The proposals from PS and PSD/CDS-PP/IL agree on creating “a single absolute containment area” at the municipal scale but differ on the ratio to apply, with socialists insisting on a ratio equal to or greater than 5%, as was in the project submitted for public consultation. Currently, that ratio in the city is at 7.2%, which would prevent new AL registrations.
Conversely, the new team of Carlos Moedas—consisting of IL, PSD, and CDS-PP—suggests that absolute containment of new AL registrations occurs “whenever the municipality reaches a ratio equal to or greater than 10%.”
In absolute containment areas, “new AL establishment registrations are not admissible,” whereas in relative containment areas, new registrations “can be subject to exceptional authorization by the Lisbon City Council, upon express permission.”
According to the PSD/CDS-PP/IL proposal, as of November 1 this year, six Lisbon parishes fall under absolute containment, namely Santa Maria Maior (66.9%), Misericórdia (43.8%), Santo António (25.1%), São Vicente (16.1%), Arroios (13.5%), and Estrela (10.8%). One other remains in relative containment, specifically Avenidas Novas (6.6%).

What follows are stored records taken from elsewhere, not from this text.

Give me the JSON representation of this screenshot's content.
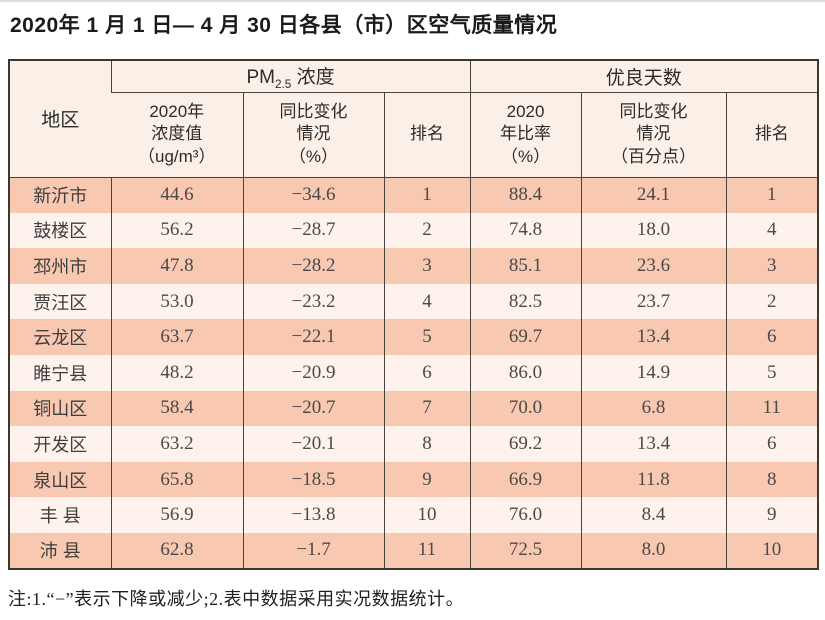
{
  "title": "2020年 1 月 1 日— 4 月 30 日各县（市）区空气质量情况",
  "table": {
    "header": {
      "region": "地区",
      "pm_group": {
        "prefix": "PM",
        "sub": "2.5",
        "rest": " 浓度"
      },
      "good_group": "优良天数",
      "cols": [
        {
          "lines": [
            "2020年",
            "浓度值",
            "（ug/m³）"
          ]
        },
        {
          "lines": [
            "同比变化",
            "情况",
            "（%）"
          ]
        },
        {
          "lines": [
            "排名"
          ]
        },
        {
          "lines": [
            "2020",
            "年比率",
            "（%）"
          ]
        },
        {
          "lines": [
            "同比变化",
            "情况",
            "（百分点）"
          ]
        },
        {
          "lines": [
            "排名"
          ]
        }
      ]
    },
    "rows": [
      {
        "region": "新沂市",
        "pm": "44.6",
        "pm_change": "−34.6",
        "pm_rank": "1",
        "good": "88.4",
        "good_change": "24.1",
        "good_rank": "1"
      },
      {
        "region": "鼓楼区",
        "pm": "56.2",
        "pm_change": "−28.7",
        "pm_rank": "2",
        "good": "74.8",
        "good_change": "18.0",
        "good_rank": "4"
      },
      {
        "region": "邳州市",
        "pm": "47.8",
        "pm_change": "−28.2",
        "pm_rank": "3",
        "good": "85.1",
        "good_change": "23.6",
        "good_rank": "3"
      },
      {
        "region": "贾汪区",
        "pm": "53.0",
        "pm_change": "−23.2",
        "pm_rank": "4",
        "good": "82.5",
        "good_change": "23.7",
        "good_rank": "2"
      },
      {
        "region": "云龙区",
        "pm": "63.7",
        "pm_change": "−22.1",
        "pm_rank": "5",
        "good": "69.7",
        "good_change": "13.4",
        "good_rank": "6"
      },
      {
        "region": "睢宁县",
        "pm": "48.2",
        "pm_change": "−20.9",
        "pm_rank": "6",
        "good": "86.0",
        "good_change": "14.9",
        "good_rank": "5"
      },
      {
        "region": "铜山区",
        "pm": "58.4",
        "pm_change": "−20.7",
        "pm_rank": "7",
        "good": "70.0",
        "good_change": "6.8",
        "good_rank": "11"
      },
      {
        "region": "开发区",
        "pm": "63.2",
        "pm_change": "−20.1",
        "pm_rank": "8",
        "good": "69.2",
        "good_change": "13.4",
        "good_rank": "6"
      },
      {
        "region": "泉山区",
        "pm": "65.8",
        "pm_change": "−18.5",
        "pm_rank": "9",
        "good": "66.9",
        "good_change": "11.8",
        "good_rank": "8"
      },
      {
        "region": "丰 县",
        "pm": "56.9",
        "pm_change": "−13.8",
        "pm_rank": "10",
        "good": "76.0",
        "good_change": "8.4",
        "good_rank": "9"
      },
      {
        "region": "沛 县",
        "pm": "62.8",
        "pm_change": "−1.7",
        "pm_rank": "11",
        "good": "72.5",
        "good_change": "8.0",
        "good_rank": "10"
      }
    ]
  },
  "note": "注:1.“−”表示下降或减少;2.表中数据采用实况数据统计。",
  "colors": {
    "row_salmon": "#f8c8b1",
    "row_cream": "#fdf3ec",
    "header_bg": "#fbf0e7",
    "border_dark": "#3c3731",
    "border_inner": "#4a433c"
  }
}
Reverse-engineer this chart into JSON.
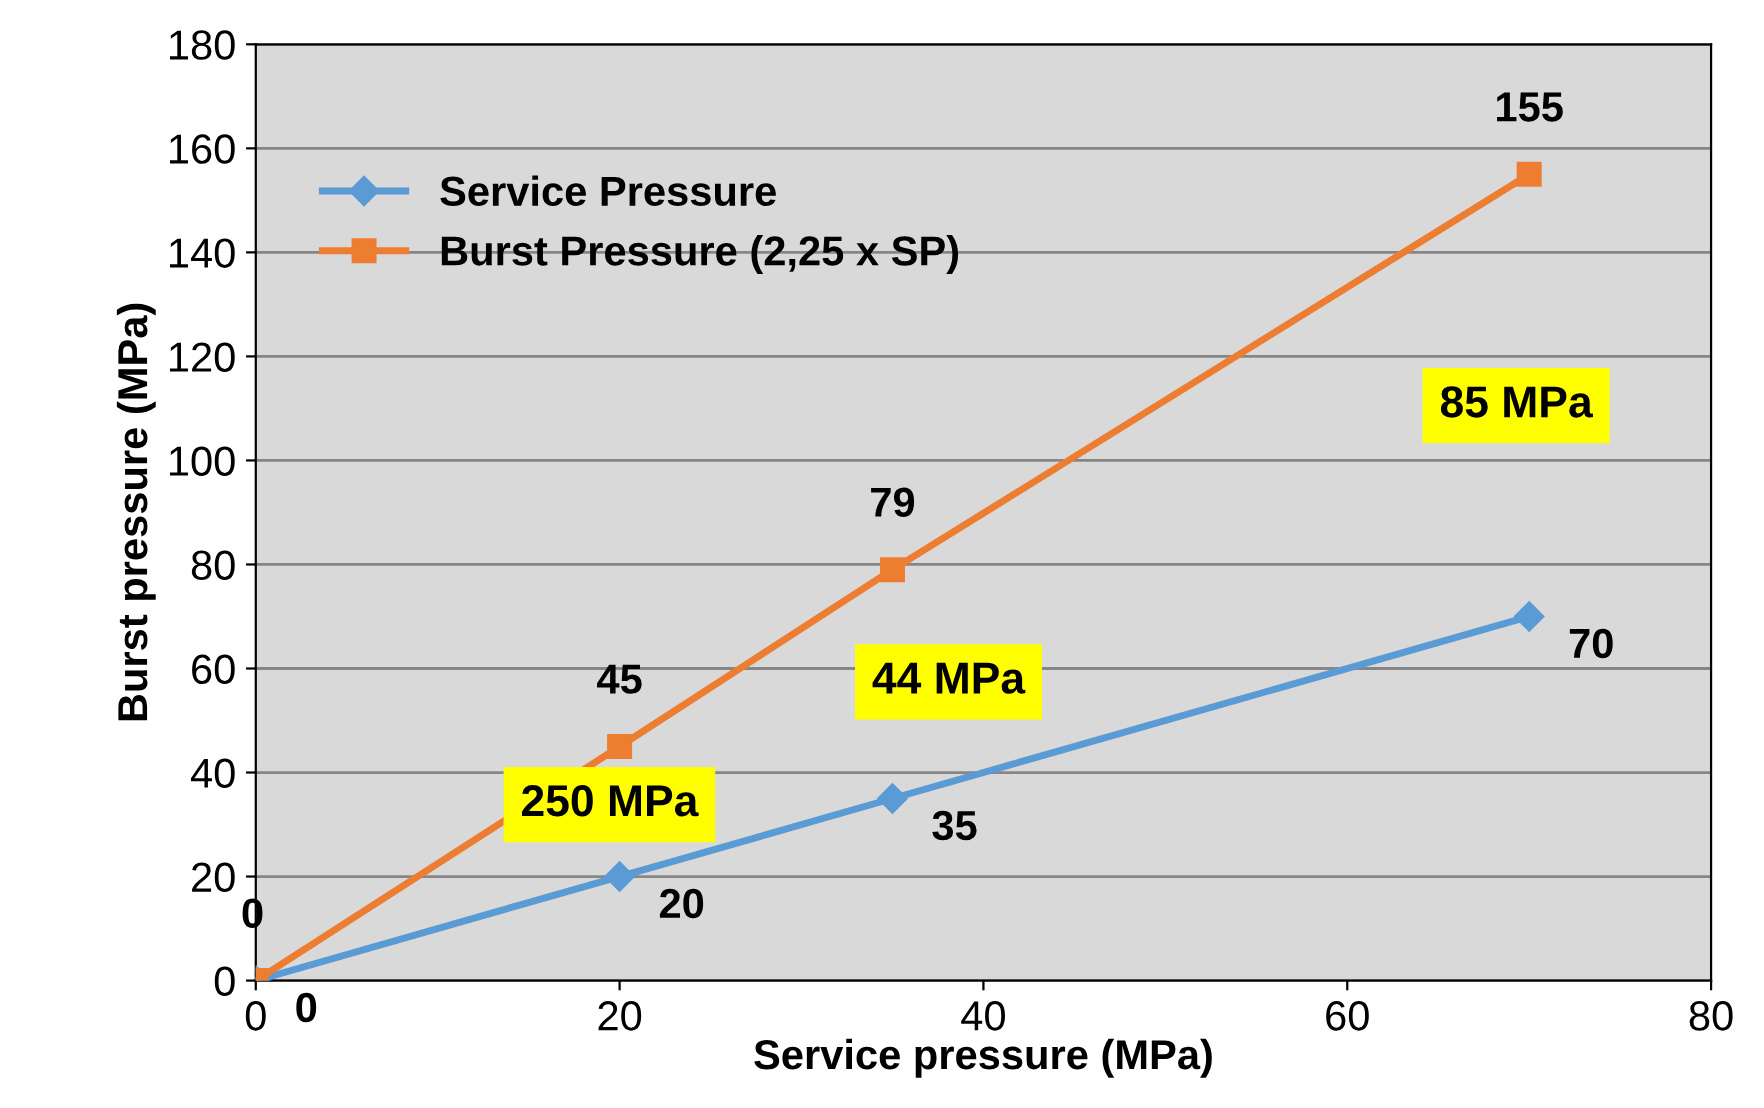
{
  "chart_data": {
    "type": "line",
    "xlabel": "Service pressure (MPa)",
    "ylabel": "Burst pressure (MPa)",
    "xlim": [
      0,
      80
    ],
    "xticks": [
      0,
      20,
      40,
      60,
      80
    ],
    "ylim": [
      0,
      180
    ],
    "yticks": [
      0,
      20,
      40,
      60,
      80,
      100,
      120,
      140,
      160,
      180
    ],
    "grid": "y",
    "legend": "top left",
    "data_labels": true,
    "series": [
      {
        "name": "Service Pressure",
        "color": "#5b9bd5",
        "marker": "diamond",
        "x": [
          0,
          20,
          35,
          70
        ],
        "values": [
          0,
          20,
          35,
          70
        ]
      },
      {
        "name": "Burst Pressure (2,25 x SP)",
        "color": "#ed7d31",
        "marker": "square",
        "x": [
          0,
          20,
          35,
          70
        ],
        "values": [
          0,
          45,
          79,
          155
        ]
      }
    ],
    "annotations": [
      "250 MPa",
      "44 MPa",
      "85 MPa"
    ]
  }
}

Regarding neighborhoods, nine fall under absolute containment—Bom Sucesso, Belém, Ajuda, Alcântara, São Bento, São Sebastião da Pedreira, Picoas, Sapadores, and Parque das Nações—and another 13 are in relative containment, according to the team of Carlos Moedas.
This proposal allows, in relative containment areas, the possibility of offering AL in the form of a “room” in T2 or larger homes that constitute the usual residence of the owner.
Other measures prevent exceptional AL authorizations in properties acquired at public auction; restrict complementary uses such as commerce, services, restaurants, and drinks inside accommodation establishments; and limit the transferability of registration titles in containment areas, safeguarding exceptions provided by law.
The RMAL amendment aims to ensure a sustainable balance between tourism activity and housing rights, promoting an urban development model favoring the population’s quality of life and territory protection, at a time when AL today represents “about 67% of the city’s tourist accommodation supply.”
To Público, a source close to Carlos Moedas’s office said “about 7,000 AL licenses are being canceled from a total of 18,600 due to lack of mandatory civil liability insurance.”
In the current mandate (2025-2029), social democrat Carlos Moedas governs in a minority, with eight elected from the PSD/CDS-PP/IL coalition, one shy of obtaining an absolute majority, which would require the election of nine of the 17 members that make up the capital’s executive. In the opposition are four PS councilors, one from Livre, one from BE, two from Chega, and one from PCP.